SB: Wurde Ihre Arbeit schon veröffentlicht, und wie hat man sie aufgenommen? Gab es darauf ein Feedback?

GG: Noch nicht sehr viel. Das einzige, sehr positive, Feedback, das ich bisher bekommen habe, ist von dem Verleger der Zeitschrift, in der die Arbeit jetzt erscheint, der "Waterkant" [3]. Über den Herausgeber, Herrn Ilschner, habe ich auch die Information über diese Tagung bekommen. Ich bin also nicht als Vertreterin einer Organisation hier, sondern privat.

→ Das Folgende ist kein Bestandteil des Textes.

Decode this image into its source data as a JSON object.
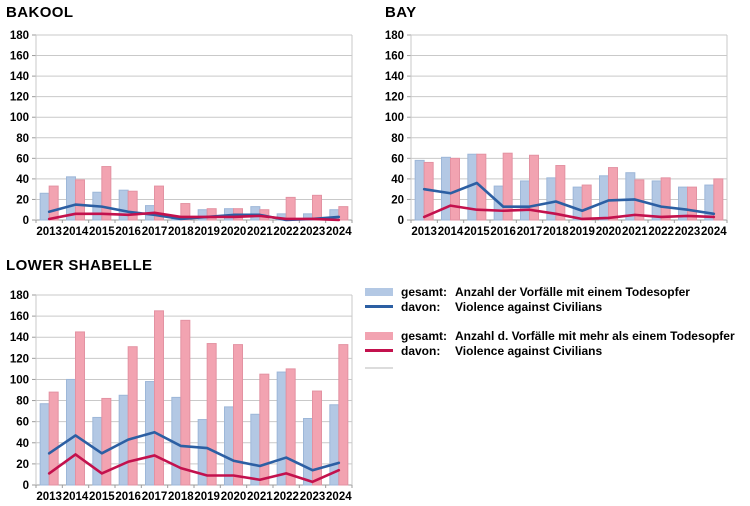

SB: Vielen Dank für das Gespräch.


Fußnoten:

[1] Der deutsch-französische Sender "arte" berichtete im Film "Versenkt und Vergessen" über die Praktiken der Entsorgung radioaktiver Abfälle in die Meere und die Folgen der Kontamination für Menschen und Umwelt.
http://www.arte.tv/guide/de/046923-000/versenkt-und-vergessen

[2] IPPNW (International Physicians for the Prevention of Nuclear War) - Internationale Ärzte für die Verhütung des Atomkrieges, Ärzte in sozialer Verantwortung e.V.

[3] Ein ausführlicher Artikel von Gisela Gerdes zum Thema ist in der Märzausgabe der "Waterkant" (1/2014) unter dem Titel: "Radioaktiver Abfall in Meeren und an Küsten - Gefahren für Mensch und Umwelt. Versenkt, vergessen, verharmlost" erschienen.